The depth of silence and peace when being led in prayer (and unable even to join in the singing due to Covid) was something I have rarely experienced and it brought me to tears on more than one occasion, especially at the Vigil of the Resurrection which has never been part of my tradition. My experience at Mirfield brought me face to face not so much with my inability to rest this time but with my failure to make prayer the “wellspring of my ministry”. It dawned on me that if my ministry has been built on prayer, it is not mine but the prayers of the wonderful saints around me, those who work alongside me and support me in countless ways, those I know pray for me and my ministry regularly. But I have taken a vow to be “diligent in prayer” and I need to remember that and keep praying for my heart to daily be enlarged, for my understanding of the scriptures to be enlightened and for the gift of the Holy Spirit as it says in the Ordinal.

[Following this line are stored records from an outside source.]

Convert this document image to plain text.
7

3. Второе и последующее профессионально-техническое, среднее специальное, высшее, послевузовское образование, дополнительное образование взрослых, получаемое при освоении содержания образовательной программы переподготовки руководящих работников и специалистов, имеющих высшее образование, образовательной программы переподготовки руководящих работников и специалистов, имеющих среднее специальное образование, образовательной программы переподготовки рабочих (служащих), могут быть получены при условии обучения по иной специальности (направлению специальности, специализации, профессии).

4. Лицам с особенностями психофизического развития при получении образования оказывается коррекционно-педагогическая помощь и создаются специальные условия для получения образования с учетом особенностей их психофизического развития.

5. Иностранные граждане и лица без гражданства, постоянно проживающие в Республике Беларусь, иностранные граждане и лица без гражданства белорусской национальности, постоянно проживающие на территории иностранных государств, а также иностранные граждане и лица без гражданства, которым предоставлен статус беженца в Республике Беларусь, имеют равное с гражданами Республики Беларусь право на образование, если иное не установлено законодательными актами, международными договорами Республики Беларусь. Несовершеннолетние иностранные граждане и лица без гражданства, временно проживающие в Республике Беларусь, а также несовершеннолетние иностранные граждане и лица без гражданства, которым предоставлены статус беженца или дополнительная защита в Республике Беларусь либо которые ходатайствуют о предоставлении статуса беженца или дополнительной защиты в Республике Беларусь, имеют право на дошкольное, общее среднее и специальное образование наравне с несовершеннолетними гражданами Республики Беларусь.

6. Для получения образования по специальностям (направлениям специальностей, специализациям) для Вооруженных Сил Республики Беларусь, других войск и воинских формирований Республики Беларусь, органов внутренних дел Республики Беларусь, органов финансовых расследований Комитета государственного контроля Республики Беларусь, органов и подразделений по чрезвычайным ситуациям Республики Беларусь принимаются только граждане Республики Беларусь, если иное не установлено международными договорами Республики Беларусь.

Apologies if you were hoping to read some amazing words of wisdom or the key to happiness or a 5 point plan to improve your prayer life. In working on the research for my doctorate, there is a significant emphasis on making an original contribution to the field but nothing of what I have learnt on sabbatical is new. I’ve had my eyes opened to it in a new way perhaps but that is all and that’s ok. I don’t need to justify my sabbath time beyond it being a pivotal commandment. There isn’t much more I could ask for as I leave the woods for now and return to work in the fields. The harvest is plentiful and the workers may be few, but there is no easy solution or quick fix to be found, only a response that is called for, not to work ourselves into the ground but to return to what we already know, not least those divine commands to rest (Exodus 20.8) and to pray (Luke 11.1-4). In fact, I wonder if nothing could be more challenging to the prevailing culture at this time and nothing more potentially transformative for the church.

The beautifully carved altar in the Chapel of the Resurrection, Mirfield

Back home this week, I have watched two pigeons gathering small twigs and nesting materials from the bottom of the garden. Seeing them fly back and forth I was reminded of the dove (or was it a pigeon?) with its olive branch that was a sign to Noah that life was finally re-emerging after the flood … To and fro they flap/nest-building parents-to-be/one twig at a time.

In returning and rest you shall be saved, in quietness and trust shall be your strength.